Anisotropy in temperature fields, chemical potentials and ion concentration gradients provide the fuel that feeds dynamical processes that sustain life. At the same time, anisotropy is a root cause of incurred losses manifested as entropy production. In this work we highlight the trade-off between energy extraction and entropic losses by considering a rudimentary model of an overdamped stochastic thermodynamic system in an anisotropic temperature heat bath. We analyze central problems in Stochastic Thermodynamics such as that of maximizing work output or that of minimizing entropy production, while driving the system between thermodynamic states in finite time.
Specifically, we first focus our interest on maximizing work output while driving the overdamped system over a cycle by periodic potential control. We show that path-lengths traversed in the manifold of thermodynamic states, measured in a suitableRiemannian metric (the Wasserstein-2 metric), represent dissipative energy losses, while area integrals of a work-density quantify work being extracted. Thus, the maximal amount of work that can be extracted relates to an isoperimetric problem, trading off area against length of an encircling path. We also derive an isoperimetric inequality that provides a universal bound
on the efficiency of all cyclic operating protocols, and a bound on how fast a closed path can be traversed before
it becomes impossible to extract positive work.

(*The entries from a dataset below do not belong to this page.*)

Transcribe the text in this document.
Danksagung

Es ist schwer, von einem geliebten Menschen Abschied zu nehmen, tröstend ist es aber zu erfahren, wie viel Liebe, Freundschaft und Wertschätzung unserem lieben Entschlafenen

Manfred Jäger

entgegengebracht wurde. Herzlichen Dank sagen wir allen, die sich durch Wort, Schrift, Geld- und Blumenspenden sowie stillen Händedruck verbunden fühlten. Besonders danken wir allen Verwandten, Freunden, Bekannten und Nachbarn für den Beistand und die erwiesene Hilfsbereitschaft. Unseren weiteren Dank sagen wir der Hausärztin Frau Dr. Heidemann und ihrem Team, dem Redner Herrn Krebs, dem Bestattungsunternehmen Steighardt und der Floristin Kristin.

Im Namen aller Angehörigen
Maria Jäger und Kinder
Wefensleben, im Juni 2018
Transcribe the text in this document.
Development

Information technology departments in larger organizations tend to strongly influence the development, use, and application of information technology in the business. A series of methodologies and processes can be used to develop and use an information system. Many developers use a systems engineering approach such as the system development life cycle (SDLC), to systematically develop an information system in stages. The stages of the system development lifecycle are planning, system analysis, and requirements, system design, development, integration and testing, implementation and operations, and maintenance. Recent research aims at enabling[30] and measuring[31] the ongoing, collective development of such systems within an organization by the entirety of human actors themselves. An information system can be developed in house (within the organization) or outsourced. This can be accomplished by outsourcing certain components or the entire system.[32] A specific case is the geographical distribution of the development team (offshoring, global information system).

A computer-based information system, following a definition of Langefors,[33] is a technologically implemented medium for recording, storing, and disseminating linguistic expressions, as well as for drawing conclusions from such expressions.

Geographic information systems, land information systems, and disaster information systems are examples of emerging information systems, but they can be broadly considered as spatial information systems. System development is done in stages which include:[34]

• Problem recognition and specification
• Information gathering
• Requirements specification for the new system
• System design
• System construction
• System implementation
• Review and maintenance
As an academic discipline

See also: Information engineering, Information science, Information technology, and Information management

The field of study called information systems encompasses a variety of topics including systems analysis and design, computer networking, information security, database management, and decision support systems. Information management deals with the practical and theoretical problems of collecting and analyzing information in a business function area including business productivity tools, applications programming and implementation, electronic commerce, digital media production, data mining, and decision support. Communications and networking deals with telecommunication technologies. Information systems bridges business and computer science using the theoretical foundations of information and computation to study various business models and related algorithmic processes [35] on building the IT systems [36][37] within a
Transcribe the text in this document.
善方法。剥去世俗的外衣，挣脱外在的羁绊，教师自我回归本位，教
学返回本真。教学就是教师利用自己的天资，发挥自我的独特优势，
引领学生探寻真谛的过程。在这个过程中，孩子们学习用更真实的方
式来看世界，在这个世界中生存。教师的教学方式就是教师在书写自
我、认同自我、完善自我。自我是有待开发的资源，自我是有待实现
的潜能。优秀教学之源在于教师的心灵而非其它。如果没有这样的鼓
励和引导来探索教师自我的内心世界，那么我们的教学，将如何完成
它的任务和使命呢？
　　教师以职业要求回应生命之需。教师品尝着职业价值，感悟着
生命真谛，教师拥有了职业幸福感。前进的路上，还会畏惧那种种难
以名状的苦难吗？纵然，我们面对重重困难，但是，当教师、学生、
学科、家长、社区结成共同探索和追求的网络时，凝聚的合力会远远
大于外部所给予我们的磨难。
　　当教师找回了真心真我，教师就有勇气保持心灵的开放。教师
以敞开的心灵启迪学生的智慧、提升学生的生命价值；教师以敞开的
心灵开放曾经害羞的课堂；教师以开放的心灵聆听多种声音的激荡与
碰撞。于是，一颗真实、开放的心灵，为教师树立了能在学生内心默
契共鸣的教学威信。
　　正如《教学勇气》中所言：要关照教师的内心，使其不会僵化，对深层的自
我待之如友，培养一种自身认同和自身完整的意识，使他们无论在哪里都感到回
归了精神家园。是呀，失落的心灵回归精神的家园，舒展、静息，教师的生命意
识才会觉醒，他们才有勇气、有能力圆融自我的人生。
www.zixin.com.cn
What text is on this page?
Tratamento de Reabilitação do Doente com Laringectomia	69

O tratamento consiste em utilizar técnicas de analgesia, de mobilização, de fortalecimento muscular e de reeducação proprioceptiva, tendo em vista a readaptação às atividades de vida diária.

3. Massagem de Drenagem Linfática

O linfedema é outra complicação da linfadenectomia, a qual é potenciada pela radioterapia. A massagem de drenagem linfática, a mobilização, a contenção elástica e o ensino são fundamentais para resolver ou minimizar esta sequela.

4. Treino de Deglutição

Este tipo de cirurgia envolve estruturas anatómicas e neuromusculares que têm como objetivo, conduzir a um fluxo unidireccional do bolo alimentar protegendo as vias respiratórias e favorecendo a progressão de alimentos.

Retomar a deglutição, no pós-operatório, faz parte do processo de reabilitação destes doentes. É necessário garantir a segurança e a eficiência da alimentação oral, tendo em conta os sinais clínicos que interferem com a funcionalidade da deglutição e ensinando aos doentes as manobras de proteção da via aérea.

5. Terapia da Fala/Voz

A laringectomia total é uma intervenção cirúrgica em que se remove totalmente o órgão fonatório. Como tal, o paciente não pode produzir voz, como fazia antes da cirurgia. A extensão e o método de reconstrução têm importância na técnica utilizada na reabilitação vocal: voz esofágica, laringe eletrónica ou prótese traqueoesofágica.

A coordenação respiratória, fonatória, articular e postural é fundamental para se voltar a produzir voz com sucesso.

While entropy production in \emph{isotropic} temperature environments can also be expressed in terms of the length (in the Wasserstein $\W_2$ metric) traversed by the thermodynamic state of the system, anisotropy complicates substantially the mechanism of entropy production since, besides dissipation, seepage of energy between ambient anisotropic heat sources by way of the system dynamics is often a major contributing factor. We show that, in the presence of anisotropy, minimization of entropy production can once again be expressed via a modified Optimal Mass Transport (OMT) problem. However, in contrast to the isotropic situation that leads to a classical OMT problem and Wasserstein length, entropy production may not be identically zero when the thermodynamic state remains unchanged (unless one has control over non-conservative forces); this is due to the fact that maintaining a non-equilibrium steady-state (NESS) incurs an intrinsic entropic cost that can be traced back to a seepage of heat between heat baths.
Finally, inspired by nature's ability to harvest energy from fluctuations and anisotropic chemical concentrations in conjunction with varying electrochemical potentials, we introduce an ``engine concept'', based on our previous results, that \emph{autonomously} extracts energy from an anisotropic temperature field. We explore the coupling between (fast) thermal fluctuations and a (slow) inertial mechanical component in a way that allows generation of mechanical power, and explain the mechanisms responsible for this energy transfer. We show that one can dispense with this inertia, often uncharacteristic of biological systems, by coupling multiple subsystems, while still ensuring stability of limit cycles.
As alluded to, anisotropic environments represent hallmarks of life, since living matter necessitates consuming fuel to operate far from equilibrium. Therefore, the questions addressed herein, aimed at characterizing maximal work output and minimal entropy production in anisotropic environments, appear of central importance in biological processes and on how such processes may have evolved to optimize for available usage of resources.